Zuletzt kam es im Stadtgebiet bedauerlicherweise zu mehreren Beißattacken von Hunden auf Passanten und Jogger. Aus diesem  Anlass weist die Stadt Hof auf die aktuell bestehenden Regelungen zur Anleinpflicht für Hunde hin.

In diesem Bereich besteht aufgrund unterschiedlicher kommunaler Regelungen oft eine Unsicherheit unter den Haltern. Die Regelungen in Hof sind aber einfach:

- In den Grünanlagen wie Theresienstein, Untreusee oder Saaleauen, müssen Hunde generell angeleint werden.

- Ausnahmen bestehen nur in den beiden ausgewiesenen Freilaufzonen am Hundebadestrand des Untreusees sowie in einer noch recht neuen Zone am Theresienstein.

- In der Intensivzone am Untreusee, d.h. vom Bootsanlegesteg bis zum Ende des Kiesstrandes in Gehrichtung Eppenreuth, dürfen Hunde nur auf den befestigten Wegen geführt werden, auf den Liegewiesen haben sie dagegen nichts zu suchen.

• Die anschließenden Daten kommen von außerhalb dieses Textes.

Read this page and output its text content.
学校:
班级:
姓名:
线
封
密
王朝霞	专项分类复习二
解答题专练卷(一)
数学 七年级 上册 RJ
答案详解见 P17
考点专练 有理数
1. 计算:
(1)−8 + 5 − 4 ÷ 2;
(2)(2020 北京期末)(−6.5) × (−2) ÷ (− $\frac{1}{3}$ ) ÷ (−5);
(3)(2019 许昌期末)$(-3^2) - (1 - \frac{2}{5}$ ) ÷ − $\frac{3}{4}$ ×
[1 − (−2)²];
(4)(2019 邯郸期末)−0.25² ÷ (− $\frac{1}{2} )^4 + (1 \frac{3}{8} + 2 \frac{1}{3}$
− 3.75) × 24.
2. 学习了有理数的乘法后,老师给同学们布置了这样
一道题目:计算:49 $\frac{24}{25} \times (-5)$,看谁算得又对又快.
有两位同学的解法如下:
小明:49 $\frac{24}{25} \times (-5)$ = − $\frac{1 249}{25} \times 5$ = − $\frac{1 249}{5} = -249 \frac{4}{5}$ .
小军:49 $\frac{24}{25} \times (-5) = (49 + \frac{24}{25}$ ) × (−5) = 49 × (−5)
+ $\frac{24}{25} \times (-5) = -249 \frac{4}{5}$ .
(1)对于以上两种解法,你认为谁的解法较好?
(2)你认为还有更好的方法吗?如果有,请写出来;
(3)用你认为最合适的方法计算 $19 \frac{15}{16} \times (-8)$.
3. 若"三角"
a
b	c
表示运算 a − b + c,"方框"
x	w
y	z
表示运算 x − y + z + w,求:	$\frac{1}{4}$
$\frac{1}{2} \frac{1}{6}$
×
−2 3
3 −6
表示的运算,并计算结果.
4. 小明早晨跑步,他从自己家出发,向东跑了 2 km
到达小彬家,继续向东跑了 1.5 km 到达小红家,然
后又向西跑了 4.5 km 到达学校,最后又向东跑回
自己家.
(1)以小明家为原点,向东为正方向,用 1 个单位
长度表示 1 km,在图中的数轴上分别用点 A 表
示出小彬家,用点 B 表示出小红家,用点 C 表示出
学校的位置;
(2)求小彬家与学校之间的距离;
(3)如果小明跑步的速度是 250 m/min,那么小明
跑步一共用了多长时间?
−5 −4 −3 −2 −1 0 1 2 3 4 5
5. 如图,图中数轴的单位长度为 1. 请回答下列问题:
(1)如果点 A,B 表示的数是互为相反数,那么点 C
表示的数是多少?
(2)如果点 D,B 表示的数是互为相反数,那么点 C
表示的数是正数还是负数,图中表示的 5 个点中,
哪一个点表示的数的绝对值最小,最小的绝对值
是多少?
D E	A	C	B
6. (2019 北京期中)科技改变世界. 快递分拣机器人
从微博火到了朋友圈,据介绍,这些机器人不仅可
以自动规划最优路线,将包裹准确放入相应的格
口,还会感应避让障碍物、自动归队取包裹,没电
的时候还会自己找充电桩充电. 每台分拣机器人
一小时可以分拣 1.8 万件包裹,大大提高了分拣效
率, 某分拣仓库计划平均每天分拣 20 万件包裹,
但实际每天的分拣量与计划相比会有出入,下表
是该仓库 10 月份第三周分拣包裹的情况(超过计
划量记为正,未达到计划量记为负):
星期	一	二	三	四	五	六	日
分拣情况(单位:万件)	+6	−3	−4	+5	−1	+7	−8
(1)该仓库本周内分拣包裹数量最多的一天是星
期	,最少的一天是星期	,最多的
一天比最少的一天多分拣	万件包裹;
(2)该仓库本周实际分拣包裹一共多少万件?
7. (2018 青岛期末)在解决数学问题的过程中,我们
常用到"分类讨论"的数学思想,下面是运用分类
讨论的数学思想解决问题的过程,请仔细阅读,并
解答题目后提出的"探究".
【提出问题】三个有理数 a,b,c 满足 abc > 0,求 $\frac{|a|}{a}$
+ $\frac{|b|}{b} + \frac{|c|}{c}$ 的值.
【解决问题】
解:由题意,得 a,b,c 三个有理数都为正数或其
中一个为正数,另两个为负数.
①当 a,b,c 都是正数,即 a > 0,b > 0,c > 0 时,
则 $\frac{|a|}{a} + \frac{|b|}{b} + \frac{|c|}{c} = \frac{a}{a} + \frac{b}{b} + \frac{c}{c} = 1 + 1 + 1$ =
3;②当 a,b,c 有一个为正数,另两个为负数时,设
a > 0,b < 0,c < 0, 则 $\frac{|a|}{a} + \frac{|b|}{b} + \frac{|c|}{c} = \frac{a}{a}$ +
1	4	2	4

- Auf Spielplätzen oder Friedhöfen heißt es für Hunde dagegen: „Wir müssen draußen bleiben“.

Kontrolle

Der Kommunale Ordnungsdienst der Stadt Hof führt im Rahmen seiner Überwachungstätigkeit auch Kontrollen in Grünanlagen, insbesondere am Theresienstein durch. Die Halter von frei laufenden Hunden werden auf die Anleinpflicht hingewiesen und uneinsichtige oder wiederholt auffällige Hundehalter werden kostenpflichtig verwarnt. Das kann auch schon einmal teuer werden: Bis zu 2500 EUR können laut Satzung der Stadt dann nämlich fällig werden. Üblich sind jedoch Ordnungsgelder zwischen 35 und 50 EUR.

Vereinzelt: Beißkorbzwang

Auch wenn es zu Beißattacken kommt, werden natürlich Bußgelder fällig. Im Einzelfall kann sicherheitsrechtlich zum Beispiel auch ein Anlein- und/oder Beißkorbzwang ausgesprochen werden. Dies ist aber nur bei wirklich gravierenden Fällen oder wiederholten Angriffen möglich. Derzeit sind 11 derartige Anordnungen im Hofer Stadtgebiet in Kraft.

Negativbeispiel

Ein aktueller Fall einer Frau sticht besonders ins Auge – er zeigt, dass nicht Bußgelder, sondern die Vernunft der Hundehalter der ausschlaggebende Punkt bei der Vermeidung von Hundebissen ist: Die beiden Hunde der Frau waren in den letzten Jahren immer wieder durch Beißattacken auf Passanten aufgefallen. Zu ernsthaften Verletzungen kam es dabei aber glücklicherweise nicht. Da Abmahnungen und eine Selbstverpflichtung der Halterin nichts nützten, wurde vom städtischen Ordnungsamt zuerst ein genereller Anleinzwang angeordnet. Als es danach zu weiteren Vorfällen kam, wurde zusätzlich ein Beißkorbzwang erlassen. Doch auch dies schien für keinerlei Einsicht der Halterin zu sorgen: Bei weiteren Verstößen wurden deshalb Zwangsgelder von je 1000 € fällig. Zu dem Strafbefehl wegen fahrlässiger Körperverletzung kommt mittlerweile noch eine Anklage, welche noch nicht verhandelt wurde. Doch auch das nutzte offenbar nichts und es kam abermals zu weiteren Beißattacken. Der Frau wurde in der Zwischenzeit deshalb jegliche Hundehaltung und das Führen von Hunden untersagt. Die Hunde musste sie an einen anderen Halter abgeben.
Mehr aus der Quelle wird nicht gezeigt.